Yes by default ffmpeg maps the first or most appropriate track for audio and 
video, so -map 0 maps all tracks.

>> The output file may have other differences besides simply adding the 
>> metadata. It is demuxed then muxed again to >a >new file, so if the input 
>> contains atoms that are not understood by the muxer than they may be missing 
>> in the >output. >There are some other tools that allow editing in place on 
>> quicktime by junking the moov atom and appending >a new >one, perhaps 
>> http://www.omino.com/sw/qt_tools/man/qt_info.html or apple's automator.
> 
> This sounds worrying.What kind of information could get lost?
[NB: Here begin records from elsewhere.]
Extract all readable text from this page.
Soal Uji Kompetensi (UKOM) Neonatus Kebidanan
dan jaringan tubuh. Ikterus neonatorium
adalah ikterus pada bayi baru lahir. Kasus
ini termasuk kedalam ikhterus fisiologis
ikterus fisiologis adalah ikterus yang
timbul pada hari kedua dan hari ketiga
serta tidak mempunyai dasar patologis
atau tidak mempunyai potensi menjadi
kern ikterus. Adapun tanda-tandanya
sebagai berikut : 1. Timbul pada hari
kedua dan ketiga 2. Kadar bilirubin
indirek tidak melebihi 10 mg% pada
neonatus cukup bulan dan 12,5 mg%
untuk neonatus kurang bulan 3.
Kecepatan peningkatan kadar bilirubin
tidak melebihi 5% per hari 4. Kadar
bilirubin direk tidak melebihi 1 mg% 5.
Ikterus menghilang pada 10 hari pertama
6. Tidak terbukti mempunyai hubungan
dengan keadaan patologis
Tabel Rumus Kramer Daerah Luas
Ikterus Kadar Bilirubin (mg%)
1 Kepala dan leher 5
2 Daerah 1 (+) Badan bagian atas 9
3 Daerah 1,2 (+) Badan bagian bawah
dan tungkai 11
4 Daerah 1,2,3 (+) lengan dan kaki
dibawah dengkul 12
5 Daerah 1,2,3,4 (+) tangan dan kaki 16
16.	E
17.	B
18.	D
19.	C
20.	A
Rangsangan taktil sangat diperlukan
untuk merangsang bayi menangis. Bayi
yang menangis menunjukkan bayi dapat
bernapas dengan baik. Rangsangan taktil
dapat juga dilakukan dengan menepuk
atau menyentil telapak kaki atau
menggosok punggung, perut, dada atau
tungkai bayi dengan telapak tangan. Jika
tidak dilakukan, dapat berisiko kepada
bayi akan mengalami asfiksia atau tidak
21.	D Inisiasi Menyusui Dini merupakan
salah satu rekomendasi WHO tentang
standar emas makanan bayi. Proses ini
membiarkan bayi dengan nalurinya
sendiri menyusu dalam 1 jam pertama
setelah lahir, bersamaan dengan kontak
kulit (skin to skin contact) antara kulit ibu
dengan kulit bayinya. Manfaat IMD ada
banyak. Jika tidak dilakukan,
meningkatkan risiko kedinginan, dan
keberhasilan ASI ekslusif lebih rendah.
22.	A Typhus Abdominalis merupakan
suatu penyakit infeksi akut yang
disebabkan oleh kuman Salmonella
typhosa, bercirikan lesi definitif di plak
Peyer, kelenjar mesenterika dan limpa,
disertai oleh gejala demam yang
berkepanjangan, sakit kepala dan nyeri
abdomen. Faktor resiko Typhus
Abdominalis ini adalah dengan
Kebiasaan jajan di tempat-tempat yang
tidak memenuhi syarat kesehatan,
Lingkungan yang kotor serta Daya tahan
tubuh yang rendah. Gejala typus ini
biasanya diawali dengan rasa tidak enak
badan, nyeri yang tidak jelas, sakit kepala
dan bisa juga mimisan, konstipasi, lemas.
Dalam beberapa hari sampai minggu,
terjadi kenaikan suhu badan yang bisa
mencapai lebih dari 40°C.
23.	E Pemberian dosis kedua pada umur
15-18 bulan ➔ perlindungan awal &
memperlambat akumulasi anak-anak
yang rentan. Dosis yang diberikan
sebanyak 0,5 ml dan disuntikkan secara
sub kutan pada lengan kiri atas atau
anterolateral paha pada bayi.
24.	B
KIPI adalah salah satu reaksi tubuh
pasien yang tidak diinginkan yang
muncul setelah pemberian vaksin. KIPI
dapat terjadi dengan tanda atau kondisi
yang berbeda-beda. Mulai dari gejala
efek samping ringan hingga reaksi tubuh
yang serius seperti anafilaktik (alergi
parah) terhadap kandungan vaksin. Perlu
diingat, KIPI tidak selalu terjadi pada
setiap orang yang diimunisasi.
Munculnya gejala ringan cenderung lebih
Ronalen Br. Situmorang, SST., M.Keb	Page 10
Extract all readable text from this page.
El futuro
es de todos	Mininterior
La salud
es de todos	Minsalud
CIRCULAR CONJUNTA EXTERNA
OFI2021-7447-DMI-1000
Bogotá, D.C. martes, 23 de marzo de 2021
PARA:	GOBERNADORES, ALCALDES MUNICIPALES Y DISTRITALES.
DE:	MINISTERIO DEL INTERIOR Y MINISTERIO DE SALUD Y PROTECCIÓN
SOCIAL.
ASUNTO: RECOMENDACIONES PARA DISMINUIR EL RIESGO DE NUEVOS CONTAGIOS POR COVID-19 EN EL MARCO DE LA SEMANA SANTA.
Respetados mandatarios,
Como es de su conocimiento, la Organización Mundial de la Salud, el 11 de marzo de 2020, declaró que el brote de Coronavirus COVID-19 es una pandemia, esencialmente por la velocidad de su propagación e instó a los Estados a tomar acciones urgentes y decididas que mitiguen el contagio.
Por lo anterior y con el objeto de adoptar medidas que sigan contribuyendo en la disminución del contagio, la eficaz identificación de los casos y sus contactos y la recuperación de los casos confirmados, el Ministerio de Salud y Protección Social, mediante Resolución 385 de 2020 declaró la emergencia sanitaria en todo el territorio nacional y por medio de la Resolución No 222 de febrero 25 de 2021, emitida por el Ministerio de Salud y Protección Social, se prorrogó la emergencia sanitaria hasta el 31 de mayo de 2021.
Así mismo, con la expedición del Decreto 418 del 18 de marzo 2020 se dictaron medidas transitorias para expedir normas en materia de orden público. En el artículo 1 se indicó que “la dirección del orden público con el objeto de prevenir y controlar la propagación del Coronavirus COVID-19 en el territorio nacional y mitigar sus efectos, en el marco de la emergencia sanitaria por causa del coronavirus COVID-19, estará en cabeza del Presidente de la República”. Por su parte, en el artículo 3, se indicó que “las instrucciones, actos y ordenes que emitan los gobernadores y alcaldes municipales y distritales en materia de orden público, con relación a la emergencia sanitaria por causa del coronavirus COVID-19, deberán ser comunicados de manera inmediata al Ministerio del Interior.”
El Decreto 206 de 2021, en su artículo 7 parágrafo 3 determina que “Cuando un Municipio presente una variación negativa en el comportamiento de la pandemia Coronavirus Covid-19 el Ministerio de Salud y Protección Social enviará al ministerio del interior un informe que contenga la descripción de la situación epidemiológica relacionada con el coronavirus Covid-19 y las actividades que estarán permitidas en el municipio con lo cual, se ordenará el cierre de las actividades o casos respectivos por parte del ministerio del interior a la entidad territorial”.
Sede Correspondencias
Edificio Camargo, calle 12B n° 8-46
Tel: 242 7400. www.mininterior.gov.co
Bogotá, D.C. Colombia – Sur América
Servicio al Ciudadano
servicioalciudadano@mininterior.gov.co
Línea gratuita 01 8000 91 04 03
I have some files with a proprietary atom created by a broadcast system that 
contains contextual info on the creation of the file. This metadata wouldn't be 
preserved in the example above. You could use an atom inspector to view the 
file before and after to determine if there is any meaningful difference. Still 
in archival work I don't think I would recommend modifying file the to insert 
an id, perhaps this is better done in an external database.